Interview de Ghislaine Chartron

Portrait de Ghislaine Chartron
Ghislaine Chartron est à l'origine de la création de @rchivSIC et professeur titulaire de la chaire d'ingénierie documentaire au Centre National des Arts et métiers (CNAM-Paris)

<< Il nous faut rapidement mettre en place une vraie politique nationale en matière d’édition numérique sans détruire les systèmes éditoriaux existants, du moins ceux qui ont prouvé leur efficience >>.

@rchivSIC est une archive dédiée aux recherches en sciences de l’Information et de la communication.

C'est l’une des premières archives ouvertes créées en France. Elle a été mise en place en 2002 sous l’impulsion de chercheurs en sciences de l’information et de la communication en mars 2002. Elle se place dans le mouvement mondial des archives ouvertes initiée par Paul Ginsparg. Cette archive ouverte est dédiée aux Sciences de l’Information et de la Communication. Ce champ interdisciplinaire, souvent éclaté, trouve dans cette archive un outil d’aide à la mise en visibilité, au rassemblement et à l’’accessibilité des travaux. @rchivSIC est régie par le principe de l’autoarchivage : c’est l’auteur même de l’article qui le dépose et l’indexe.

Réalisée par :

Date : 30/10/2009

Quel est aujourd’hui votre domaine de recherche ?

Je travaille essentiellement sur les questions relatives à l’édition scientifique numérique en comparant parfois avec d’autres secteurs de l’édition.

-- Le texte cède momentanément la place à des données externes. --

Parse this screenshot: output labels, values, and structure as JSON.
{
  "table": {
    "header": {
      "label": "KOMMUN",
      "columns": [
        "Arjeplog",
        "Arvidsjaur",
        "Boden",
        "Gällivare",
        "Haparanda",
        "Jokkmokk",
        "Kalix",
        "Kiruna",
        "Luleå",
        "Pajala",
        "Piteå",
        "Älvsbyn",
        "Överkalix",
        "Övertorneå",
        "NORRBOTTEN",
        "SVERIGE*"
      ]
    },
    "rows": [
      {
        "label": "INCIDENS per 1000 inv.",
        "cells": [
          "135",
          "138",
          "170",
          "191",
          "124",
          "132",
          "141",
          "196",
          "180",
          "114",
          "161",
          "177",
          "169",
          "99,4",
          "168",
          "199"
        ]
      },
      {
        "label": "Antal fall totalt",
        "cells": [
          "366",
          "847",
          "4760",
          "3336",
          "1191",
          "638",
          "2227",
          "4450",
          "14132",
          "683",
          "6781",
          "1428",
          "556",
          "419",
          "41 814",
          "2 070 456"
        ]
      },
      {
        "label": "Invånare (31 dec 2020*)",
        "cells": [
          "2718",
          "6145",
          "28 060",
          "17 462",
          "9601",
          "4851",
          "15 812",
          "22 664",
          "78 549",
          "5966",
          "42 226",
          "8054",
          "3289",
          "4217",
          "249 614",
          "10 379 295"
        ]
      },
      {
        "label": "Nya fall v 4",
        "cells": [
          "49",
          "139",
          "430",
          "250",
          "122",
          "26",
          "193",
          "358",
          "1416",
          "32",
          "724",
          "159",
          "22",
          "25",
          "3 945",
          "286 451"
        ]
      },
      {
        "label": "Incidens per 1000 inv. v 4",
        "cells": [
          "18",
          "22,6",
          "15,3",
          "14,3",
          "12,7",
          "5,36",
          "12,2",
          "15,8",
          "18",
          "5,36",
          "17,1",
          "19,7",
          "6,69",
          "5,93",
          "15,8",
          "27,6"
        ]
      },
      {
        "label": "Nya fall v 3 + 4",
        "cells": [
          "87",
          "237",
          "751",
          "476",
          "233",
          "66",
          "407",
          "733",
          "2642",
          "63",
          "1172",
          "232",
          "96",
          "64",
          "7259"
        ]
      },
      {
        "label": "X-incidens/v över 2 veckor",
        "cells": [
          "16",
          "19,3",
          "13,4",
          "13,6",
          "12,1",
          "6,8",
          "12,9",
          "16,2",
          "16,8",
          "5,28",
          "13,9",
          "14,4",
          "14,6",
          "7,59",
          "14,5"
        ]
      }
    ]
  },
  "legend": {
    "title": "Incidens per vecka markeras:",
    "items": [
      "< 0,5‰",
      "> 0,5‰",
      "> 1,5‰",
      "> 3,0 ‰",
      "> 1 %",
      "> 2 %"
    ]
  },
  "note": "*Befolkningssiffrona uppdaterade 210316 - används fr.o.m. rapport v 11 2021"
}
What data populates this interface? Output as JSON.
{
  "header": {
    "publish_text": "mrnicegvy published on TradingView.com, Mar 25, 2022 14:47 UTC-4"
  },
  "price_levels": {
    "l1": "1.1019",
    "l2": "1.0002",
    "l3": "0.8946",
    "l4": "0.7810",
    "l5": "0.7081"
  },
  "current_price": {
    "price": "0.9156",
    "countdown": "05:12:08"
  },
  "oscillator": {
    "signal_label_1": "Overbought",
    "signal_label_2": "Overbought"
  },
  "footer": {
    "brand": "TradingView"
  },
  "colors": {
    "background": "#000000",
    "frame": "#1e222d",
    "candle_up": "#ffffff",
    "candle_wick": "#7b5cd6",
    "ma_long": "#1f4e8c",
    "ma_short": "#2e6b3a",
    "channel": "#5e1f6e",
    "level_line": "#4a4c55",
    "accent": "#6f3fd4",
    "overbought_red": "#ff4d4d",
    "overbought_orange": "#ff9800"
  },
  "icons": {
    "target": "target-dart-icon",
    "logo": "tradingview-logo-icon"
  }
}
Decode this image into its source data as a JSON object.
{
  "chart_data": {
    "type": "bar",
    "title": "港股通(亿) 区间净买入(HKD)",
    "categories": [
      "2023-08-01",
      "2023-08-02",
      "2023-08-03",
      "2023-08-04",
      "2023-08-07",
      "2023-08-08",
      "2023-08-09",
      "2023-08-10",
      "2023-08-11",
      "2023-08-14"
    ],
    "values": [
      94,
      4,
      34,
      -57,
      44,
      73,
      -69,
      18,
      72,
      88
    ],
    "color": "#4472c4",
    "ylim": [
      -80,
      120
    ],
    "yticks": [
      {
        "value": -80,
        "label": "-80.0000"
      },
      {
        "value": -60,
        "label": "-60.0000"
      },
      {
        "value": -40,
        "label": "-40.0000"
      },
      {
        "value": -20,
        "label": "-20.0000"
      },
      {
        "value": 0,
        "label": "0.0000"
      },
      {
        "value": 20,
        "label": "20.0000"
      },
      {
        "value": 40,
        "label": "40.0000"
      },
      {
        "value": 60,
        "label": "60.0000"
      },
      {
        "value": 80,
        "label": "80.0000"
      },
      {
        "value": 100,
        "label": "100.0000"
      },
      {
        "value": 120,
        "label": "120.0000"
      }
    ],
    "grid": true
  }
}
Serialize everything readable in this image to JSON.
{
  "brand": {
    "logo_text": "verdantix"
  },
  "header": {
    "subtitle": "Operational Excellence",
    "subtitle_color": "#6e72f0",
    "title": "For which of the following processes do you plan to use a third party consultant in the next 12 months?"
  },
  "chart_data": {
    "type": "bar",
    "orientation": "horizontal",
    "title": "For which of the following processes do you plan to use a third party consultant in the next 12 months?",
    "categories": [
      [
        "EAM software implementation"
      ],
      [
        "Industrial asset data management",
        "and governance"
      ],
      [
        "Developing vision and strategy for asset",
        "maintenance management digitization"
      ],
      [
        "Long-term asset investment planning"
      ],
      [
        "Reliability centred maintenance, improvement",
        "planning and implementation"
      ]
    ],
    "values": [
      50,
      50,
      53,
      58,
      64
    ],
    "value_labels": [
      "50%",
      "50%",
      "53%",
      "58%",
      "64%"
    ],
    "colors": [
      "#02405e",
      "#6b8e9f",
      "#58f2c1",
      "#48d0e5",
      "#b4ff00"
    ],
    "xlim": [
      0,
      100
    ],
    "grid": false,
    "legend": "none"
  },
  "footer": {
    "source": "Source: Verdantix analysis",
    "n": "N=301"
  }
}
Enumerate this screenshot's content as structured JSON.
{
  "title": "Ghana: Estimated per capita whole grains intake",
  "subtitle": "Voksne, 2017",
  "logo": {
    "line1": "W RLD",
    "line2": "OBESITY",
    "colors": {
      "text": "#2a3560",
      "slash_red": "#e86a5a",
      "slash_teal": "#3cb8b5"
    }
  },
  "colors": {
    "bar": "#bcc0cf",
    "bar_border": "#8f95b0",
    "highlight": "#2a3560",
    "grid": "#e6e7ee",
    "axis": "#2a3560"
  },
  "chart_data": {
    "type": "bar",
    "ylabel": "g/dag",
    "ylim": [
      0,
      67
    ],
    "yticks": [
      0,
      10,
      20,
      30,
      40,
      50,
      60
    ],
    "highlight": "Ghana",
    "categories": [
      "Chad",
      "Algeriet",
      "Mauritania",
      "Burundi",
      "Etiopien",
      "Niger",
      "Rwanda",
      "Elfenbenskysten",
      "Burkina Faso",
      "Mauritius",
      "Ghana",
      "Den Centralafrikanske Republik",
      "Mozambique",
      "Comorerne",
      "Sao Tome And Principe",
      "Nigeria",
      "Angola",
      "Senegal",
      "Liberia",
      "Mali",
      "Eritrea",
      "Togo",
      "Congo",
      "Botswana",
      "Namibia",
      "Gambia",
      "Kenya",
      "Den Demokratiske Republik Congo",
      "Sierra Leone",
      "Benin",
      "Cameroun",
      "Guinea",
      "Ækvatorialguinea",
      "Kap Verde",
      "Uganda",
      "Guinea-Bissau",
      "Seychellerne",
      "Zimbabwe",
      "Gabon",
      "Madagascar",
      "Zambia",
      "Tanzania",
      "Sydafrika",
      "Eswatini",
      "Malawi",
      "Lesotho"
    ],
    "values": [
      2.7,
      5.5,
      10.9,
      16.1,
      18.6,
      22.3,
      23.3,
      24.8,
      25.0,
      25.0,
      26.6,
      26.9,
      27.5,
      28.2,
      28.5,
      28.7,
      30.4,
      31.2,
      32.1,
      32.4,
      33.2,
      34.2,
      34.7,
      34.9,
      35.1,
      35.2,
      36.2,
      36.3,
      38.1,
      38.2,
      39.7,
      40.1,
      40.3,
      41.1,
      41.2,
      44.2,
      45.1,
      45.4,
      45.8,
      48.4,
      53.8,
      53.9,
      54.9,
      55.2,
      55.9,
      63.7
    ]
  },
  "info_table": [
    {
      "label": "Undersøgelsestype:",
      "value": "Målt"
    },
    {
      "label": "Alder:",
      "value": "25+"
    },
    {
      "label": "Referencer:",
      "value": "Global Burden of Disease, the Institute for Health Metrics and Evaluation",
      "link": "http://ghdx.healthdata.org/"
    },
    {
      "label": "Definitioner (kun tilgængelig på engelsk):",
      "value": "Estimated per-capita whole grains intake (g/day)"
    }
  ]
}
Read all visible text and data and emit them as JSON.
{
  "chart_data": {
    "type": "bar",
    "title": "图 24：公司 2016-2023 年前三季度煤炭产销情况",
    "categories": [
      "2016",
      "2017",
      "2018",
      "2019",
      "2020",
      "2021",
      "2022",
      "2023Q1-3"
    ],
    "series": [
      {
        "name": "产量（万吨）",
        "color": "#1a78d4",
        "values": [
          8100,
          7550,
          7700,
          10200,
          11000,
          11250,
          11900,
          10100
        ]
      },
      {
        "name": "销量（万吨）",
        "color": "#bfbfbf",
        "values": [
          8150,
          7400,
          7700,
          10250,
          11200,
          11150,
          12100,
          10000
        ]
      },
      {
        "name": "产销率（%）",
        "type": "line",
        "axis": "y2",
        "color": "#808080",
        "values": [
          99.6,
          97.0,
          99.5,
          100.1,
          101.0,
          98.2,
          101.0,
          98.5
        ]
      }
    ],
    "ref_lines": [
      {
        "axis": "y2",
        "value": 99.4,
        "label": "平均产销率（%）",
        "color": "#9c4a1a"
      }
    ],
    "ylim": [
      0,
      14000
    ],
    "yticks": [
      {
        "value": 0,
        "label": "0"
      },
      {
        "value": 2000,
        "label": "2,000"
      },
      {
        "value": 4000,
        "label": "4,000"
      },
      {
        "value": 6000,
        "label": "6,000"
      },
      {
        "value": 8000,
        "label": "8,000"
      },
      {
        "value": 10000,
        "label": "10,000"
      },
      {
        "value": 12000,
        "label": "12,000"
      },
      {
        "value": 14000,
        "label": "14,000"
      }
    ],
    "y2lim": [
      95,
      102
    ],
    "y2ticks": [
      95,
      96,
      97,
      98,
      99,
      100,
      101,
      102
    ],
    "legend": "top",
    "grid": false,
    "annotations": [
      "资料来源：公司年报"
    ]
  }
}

J’ai été impliquée dans différents projets pionniers d’édition numérique en France. C’est à la fois la conception, l’expérimentation et l’analyse de tels projets qui animent ma motivation dans ce domaine. Ces dernières années, j’ai investi plus particulièrement les champs des SHS en particulier les caractéristiques propres des modalités d’open access ainsi que les modèles économiques qui pourraient y être associés. Plus globalement, ce sont aussi les différences  d’appropriation de l’information numérique et des outils numériques qui m’intéressent.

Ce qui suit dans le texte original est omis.